A three-character novelette combining computer take-over, coming-of-age, rebelling against the Machine motifs, working out to a horror story with a romantic-comic ending. The human operators are adolescents, a boy and a girl. The boy is the protagonist-narrator, who serves "Ship," as his father before him did, doing maintenance requiring a human being. Ship turns out to be Starfighter 31, a former warship that killed its crew (save for one) and became a "slave-ship";it is run by what we'd call AI and is in the tradition of HAL 9000 in 2001: A Space Odyssey. The girl appears to be brought over by Starfighter 88 to mate with the boy and breed their replacements. (Boys are raised by boys and men, girls by women; when the offspring are 14, the parents are killed by the ship.) The girl rebelled earlier and had won control of Starfighter 88; the boy wins against Ship, his home and ruler.

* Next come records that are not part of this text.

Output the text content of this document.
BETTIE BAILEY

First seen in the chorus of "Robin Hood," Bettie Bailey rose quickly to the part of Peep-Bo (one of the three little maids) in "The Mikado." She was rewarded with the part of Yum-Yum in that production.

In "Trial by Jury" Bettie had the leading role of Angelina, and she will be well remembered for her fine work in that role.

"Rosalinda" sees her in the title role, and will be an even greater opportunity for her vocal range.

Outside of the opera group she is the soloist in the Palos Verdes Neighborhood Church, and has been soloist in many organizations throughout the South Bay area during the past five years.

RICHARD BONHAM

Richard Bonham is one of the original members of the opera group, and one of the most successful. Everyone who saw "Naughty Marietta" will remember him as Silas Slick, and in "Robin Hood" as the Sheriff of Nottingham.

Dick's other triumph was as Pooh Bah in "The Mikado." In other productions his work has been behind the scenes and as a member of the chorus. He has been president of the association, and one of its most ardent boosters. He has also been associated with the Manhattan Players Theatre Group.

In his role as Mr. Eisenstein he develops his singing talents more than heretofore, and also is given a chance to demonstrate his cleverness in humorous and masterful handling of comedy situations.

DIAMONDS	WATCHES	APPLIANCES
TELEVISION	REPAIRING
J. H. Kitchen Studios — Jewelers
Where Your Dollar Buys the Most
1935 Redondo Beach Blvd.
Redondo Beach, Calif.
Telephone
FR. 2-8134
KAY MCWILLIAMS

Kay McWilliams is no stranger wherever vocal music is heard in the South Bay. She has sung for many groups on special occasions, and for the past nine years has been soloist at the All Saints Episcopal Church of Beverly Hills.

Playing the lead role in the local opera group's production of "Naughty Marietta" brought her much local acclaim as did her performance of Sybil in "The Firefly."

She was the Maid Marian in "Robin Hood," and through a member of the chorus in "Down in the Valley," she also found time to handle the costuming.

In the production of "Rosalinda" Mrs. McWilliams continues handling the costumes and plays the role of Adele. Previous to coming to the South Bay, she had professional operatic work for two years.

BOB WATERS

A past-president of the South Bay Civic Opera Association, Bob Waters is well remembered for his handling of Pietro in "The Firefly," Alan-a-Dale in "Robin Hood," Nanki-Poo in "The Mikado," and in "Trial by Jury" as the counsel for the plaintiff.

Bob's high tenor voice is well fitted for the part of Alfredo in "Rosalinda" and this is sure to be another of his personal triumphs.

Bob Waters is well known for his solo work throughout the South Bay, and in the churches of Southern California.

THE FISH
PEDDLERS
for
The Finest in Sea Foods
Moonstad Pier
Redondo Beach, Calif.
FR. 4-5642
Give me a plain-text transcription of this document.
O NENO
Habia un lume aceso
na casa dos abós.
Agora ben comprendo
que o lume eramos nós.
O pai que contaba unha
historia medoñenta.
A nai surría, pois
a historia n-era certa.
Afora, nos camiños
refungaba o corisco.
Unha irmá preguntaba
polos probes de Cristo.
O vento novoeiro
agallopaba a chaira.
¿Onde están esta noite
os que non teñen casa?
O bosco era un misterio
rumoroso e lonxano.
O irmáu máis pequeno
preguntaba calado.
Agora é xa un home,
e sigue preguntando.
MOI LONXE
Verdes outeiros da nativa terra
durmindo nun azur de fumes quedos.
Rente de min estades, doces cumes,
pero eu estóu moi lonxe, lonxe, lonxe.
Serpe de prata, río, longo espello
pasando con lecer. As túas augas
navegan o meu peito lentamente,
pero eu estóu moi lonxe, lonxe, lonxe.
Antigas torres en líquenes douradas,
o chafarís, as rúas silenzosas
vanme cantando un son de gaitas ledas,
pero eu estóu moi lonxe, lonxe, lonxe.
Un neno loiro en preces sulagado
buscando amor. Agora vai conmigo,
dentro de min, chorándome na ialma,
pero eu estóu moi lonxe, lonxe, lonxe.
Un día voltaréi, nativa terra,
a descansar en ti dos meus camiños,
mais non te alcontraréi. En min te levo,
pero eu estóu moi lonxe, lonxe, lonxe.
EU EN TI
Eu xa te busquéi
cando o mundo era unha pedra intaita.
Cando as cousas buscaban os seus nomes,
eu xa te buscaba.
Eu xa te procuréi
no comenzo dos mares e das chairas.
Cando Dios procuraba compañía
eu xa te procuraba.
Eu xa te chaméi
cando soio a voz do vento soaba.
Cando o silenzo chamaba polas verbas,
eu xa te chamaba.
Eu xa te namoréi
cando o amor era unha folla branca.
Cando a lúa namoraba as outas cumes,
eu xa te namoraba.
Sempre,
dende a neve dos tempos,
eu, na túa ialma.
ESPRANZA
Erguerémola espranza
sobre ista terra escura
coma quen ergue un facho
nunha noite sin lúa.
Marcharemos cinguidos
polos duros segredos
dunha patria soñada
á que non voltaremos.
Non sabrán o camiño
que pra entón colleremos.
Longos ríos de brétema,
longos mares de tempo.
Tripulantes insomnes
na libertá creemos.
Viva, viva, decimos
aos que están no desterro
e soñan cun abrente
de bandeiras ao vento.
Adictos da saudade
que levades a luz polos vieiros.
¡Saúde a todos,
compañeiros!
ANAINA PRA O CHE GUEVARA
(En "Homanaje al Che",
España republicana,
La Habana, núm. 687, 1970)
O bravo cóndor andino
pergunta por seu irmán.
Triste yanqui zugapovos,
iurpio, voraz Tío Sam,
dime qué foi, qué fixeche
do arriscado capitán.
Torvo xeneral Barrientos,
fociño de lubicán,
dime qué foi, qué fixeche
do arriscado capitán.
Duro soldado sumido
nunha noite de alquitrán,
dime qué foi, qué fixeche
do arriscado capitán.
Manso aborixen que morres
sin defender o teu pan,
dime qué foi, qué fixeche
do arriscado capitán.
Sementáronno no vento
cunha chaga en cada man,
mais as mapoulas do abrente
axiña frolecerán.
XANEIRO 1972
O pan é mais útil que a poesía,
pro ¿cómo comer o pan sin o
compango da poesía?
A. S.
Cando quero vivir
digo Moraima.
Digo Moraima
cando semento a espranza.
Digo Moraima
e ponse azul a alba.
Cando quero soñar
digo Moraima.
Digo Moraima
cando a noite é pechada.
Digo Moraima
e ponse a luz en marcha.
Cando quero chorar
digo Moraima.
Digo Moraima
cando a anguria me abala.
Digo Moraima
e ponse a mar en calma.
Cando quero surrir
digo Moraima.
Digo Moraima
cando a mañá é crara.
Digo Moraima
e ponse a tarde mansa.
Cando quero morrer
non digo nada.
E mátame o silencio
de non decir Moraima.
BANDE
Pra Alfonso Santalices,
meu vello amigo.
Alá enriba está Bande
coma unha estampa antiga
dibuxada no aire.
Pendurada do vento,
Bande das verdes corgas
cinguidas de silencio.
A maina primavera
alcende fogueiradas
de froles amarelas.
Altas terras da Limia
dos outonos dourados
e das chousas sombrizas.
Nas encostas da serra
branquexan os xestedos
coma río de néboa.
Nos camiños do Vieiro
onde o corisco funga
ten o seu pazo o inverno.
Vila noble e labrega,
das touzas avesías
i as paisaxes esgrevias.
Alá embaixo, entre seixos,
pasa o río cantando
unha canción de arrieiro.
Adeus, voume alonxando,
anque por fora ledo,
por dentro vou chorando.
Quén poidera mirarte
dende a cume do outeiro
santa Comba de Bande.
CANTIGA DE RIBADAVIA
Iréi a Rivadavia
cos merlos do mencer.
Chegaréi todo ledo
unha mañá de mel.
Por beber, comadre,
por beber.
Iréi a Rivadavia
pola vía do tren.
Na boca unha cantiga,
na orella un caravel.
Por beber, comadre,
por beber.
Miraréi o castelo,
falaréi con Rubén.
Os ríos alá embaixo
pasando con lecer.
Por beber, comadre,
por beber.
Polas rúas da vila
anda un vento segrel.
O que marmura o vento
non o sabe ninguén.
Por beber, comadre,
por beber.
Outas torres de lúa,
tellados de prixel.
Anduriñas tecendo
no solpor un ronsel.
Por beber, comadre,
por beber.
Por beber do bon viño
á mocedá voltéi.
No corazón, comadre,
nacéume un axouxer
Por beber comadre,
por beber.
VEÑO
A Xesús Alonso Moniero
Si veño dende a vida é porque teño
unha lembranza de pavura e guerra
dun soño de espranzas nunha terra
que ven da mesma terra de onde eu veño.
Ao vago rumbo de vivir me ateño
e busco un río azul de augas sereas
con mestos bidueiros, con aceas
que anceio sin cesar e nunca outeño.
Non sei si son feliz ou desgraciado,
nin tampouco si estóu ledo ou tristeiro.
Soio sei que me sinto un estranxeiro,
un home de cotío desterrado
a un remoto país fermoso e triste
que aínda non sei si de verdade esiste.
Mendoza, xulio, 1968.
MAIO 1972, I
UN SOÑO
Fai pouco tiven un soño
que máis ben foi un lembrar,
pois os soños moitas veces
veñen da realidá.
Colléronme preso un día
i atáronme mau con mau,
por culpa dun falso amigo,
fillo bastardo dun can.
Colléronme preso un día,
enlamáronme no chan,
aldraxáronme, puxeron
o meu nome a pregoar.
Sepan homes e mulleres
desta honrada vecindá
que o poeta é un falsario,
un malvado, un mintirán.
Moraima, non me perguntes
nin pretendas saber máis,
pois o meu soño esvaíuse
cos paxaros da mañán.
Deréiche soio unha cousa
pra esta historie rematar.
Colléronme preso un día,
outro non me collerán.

Together the human operators find a planet and will live there, while Starship 31 rusts. See in this section J. Williamson's "Jamboree," and F. Herbert's Destination: Void and the Herbert and Bill Ransom sequel, The Jesus Incident.

See for a useful short notice, O. B. Hardison's Disappearing Through the Skylight: Culture and Technology in the Twentieth Century, p. 343 (end of ch. 37).